The judge’s decision not to imprison Hustveit, plus reader comments from Irish news sites, suggest that literally using a woman as an inanimate hole in which to ejaculate is considered an easy mistake to make. Earlier this year the killer of Cindy Gladue, an aboriginal sex worker in Canada, was acquitted after convincing a jury that Gladue consented to sex so rough she bled to death with an 11-centimetre wound in her vagina. Evidence from Bradley Barton’s laptop, showing that he visited pornography sites featuring extreme penetration and torture, had been ruled inadmissible at the trial. Unfortunately, Gladue was no longer around to say what happened; the only part of her that appeared in court was her pelvis, to allow jurors to examine the gaping wound.
Where do these men come from? Why do we define what they do as one-offs rather than the hate crimes they are? Why do we defend the media that reflects their image of women back to them? Why do we expose our sons to it then think we can mop up all the damage with the odd PSHE session on a sleepy Friday afternoon?
It is easy to start teaching your sons about physical boundaries and consent. Even when they are very young you will find instances where it is appropriate to tell them to stop if another child is not responding to their desired form of play (“no, you can’t do that now, not even if he was happy for you to do it five minutes ago!”).
But then they get older and learn that, for some magic, inexplicable reason, male-initiated sexual contact with women is the exception to this rule.

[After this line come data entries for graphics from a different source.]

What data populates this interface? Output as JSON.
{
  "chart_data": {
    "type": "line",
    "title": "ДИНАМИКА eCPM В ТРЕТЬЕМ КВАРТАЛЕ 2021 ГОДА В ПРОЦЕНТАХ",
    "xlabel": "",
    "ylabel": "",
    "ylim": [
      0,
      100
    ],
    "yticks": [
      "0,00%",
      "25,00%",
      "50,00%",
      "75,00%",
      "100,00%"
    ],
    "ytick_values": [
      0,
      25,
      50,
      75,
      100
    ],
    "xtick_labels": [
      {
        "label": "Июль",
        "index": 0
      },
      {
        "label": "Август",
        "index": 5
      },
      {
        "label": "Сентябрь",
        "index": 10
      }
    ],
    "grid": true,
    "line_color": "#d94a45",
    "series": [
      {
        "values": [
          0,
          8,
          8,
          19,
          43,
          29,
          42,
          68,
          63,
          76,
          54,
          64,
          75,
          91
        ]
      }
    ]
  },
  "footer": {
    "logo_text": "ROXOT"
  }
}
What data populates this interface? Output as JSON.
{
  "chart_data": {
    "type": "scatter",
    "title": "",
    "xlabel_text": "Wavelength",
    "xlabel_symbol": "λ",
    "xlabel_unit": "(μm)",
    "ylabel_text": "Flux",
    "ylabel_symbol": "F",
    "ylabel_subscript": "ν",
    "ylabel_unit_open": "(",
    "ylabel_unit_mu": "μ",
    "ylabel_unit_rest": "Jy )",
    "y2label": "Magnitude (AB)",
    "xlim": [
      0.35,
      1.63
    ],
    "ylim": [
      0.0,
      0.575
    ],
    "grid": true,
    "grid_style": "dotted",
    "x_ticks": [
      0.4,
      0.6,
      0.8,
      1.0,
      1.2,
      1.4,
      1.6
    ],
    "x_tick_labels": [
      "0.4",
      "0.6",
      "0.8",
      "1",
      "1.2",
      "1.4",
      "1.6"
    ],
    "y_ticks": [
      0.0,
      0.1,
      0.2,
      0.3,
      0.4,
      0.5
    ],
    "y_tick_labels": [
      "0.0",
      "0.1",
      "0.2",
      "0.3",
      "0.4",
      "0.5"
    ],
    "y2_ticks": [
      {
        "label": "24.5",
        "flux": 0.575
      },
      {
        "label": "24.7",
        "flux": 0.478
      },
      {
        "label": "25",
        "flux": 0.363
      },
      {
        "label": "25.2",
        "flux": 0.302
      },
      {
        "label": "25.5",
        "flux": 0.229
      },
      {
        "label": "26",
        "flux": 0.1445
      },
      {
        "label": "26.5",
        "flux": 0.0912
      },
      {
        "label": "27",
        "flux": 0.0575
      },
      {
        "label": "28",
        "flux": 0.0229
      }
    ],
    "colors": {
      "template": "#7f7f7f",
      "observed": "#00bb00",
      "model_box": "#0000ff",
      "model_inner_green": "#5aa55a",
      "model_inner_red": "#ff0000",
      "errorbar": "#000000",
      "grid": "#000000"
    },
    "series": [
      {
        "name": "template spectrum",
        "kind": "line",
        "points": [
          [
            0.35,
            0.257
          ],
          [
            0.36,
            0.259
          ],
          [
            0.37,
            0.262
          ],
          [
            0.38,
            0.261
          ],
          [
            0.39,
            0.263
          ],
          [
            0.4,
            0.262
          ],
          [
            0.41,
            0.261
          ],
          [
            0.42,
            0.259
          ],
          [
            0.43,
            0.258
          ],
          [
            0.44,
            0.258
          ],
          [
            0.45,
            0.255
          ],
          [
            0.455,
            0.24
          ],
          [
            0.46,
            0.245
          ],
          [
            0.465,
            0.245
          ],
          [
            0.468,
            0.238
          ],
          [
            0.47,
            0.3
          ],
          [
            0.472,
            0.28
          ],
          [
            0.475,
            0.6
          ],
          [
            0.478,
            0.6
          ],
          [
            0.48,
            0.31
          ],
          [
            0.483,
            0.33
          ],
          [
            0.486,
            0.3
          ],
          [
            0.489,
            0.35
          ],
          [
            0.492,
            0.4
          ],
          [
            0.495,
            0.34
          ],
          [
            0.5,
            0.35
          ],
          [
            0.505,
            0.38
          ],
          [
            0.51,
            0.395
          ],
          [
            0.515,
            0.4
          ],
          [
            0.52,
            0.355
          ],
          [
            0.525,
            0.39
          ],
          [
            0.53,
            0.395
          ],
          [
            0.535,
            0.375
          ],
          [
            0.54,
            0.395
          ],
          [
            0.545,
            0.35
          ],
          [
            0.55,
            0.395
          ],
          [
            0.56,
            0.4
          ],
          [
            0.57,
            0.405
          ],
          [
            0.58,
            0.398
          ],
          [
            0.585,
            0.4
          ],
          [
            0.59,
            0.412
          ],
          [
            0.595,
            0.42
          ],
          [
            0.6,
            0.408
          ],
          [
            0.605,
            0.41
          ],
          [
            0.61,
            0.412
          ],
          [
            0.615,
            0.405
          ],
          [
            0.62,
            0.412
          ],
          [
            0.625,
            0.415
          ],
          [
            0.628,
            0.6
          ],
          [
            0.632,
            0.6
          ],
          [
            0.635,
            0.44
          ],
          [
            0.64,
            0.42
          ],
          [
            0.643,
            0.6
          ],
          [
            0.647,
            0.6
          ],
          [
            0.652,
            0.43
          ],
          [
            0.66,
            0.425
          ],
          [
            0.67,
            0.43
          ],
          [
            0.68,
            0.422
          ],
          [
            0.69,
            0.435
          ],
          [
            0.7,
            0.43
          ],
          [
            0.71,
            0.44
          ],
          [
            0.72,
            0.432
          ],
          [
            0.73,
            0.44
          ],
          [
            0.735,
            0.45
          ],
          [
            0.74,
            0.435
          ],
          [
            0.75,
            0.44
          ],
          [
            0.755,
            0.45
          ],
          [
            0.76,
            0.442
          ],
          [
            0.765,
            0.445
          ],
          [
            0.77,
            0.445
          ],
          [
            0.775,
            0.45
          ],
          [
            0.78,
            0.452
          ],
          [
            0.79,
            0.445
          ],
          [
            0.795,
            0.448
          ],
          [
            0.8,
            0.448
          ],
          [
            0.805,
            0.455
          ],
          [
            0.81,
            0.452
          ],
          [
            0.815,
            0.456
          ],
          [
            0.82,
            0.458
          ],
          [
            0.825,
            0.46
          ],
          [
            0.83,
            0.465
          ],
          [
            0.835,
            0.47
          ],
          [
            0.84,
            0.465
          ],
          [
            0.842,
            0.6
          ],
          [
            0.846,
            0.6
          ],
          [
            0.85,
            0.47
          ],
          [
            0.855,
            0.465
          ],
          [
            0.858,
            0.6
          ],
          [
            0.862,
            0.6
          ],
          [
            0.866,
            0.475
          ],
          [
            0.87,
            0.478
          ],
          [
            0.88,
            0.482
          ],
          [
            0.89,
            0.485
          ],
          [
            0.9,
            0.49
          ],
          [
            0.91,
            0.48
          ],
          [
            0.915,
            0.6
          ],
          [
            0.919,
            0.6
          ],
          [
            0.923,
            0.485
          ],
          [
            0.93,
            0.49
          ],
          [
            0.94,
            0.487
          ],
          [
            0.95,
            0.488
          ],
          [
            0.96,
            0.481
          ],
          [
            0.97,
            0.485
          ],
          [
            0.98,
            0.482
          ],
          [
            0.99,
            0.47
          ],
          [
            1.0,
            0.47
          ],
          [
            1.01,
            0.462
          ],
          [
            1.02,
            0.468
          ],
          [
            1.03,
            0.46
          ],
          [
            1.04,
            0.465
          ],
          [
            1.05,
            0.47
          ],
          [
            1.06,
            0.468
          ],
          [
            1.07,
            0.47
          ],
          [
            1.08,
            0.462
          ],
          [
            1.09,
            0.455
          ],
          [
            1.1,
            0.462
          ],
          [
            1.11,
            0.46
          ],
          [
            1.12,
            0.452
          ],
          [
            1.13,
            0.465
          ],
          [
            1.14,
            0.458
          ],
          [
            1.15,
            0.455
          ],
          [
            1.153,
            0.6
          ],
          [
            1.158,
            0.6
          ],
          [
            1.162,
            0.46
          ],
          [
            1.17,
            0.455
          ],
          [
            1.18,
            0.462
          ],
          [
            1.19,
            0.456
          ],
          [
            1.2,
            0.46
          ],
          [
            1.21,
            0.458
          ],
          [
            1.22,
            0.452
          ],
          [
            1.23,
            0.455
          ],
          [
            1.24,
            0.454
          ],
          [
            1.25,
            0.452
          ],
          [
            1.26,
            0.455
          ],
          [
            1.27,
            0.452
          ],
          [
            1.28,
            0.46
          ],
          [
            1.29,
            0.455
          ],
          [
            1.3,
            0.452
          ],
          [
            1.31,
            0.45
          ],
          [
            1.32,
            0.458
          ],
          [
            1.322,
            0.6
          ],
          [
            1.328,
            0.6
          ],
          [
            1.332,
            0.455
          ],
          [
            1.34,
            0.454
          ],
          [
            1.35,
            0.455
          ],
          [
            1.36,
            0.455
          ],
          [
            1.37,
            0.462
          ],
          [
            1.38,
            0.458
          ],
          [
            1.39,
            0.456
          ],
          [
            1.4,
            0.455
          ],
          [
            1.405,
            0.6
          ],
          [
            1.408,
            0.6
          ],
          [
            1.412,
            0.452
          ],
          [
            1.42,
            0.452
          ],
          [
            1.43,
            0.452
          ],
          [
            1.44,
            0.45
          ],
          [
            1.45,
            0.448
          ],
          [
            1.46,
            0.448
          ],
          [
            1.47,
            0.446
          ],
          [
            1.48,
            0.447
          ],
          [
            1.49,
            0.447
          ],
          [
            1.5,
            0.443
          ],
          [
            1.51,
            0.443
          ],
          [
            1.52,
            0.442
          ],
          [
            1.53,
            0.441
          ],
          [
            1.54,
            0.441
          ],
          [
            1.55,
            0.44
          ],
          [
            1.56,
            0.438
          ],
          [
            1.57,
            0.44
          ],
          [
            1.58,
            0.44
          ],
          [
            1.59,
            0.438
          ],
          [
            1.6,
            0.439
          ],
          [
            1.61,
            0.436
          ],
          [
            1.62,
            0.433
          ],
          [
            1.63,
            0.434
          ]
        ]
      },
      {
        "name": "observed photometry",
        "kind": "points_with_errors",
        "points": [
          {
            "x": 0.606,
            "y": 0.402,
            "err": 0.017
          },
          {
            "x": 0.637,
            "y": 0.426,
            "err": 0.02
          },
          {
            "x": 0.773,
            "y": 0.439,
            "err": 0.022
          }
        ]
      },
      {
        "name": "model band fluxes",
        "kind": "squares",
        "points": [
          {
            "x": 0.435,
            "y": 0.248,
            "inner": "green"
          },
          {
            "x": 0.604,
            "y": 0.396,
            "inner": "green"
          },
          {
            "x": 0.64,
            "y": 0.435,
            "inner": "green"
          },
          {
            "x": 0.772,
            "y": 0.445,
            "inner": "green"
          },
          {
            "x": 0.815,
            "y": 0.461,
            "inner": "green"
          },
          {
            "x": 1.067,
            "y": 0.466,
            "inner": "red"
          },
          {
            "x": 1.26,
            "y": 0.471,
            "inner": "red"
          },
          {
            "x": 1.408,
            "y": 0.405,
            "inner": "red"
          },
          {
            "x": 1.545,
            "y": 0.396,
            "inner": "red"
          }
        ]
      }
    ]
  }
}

You can’t attack that, otherwise it’s “shaming”. For some reason, whatever arouses heterosexual men exists on another moral plane. It’s not enough to tell them that their hidden desires do not make them bad people. Such desires must be endorsed, enacted and filmed for redistribution.
Fantasies of kicking puppies to death? Bad. Fantasies of ramming butcher knives into vaginas? Well, whatever turns him on. You don’t want your son to grow up feeling ashamed of his personal preferences.
What will my sons learn from a few hours taken out of a whole lifetime of being told that women are, if and when you want them to be, no more than holes for fucking? I have a hard enough time telling them they’re allowed to like pink.
People in positions of supposed authority – parents, guardians, teachers – can’t override every single cultural message bombarding their charges the moment they are out of sight. They are growing up in a world in which most adult males consider hardcore pornography and the sex trade perfectly acceptable, and most women, even those who disagree, know to keep their mouths firmly shut (unless they’re being ordered to open wide). A world in which consent is cool but girls are worthless, so the only option is to fake enthusiasm. A world in which newspapers create misleading, titillating headlines about “slutty, slaggy” girls rather than take the sexual abuse and harassment they experience at school seriously.
People who are unwilling to challenge such a world can say what they like about valuing consent. Their words are hollow. It seems no one is afraid to talk about sex, but sexism remains taboo.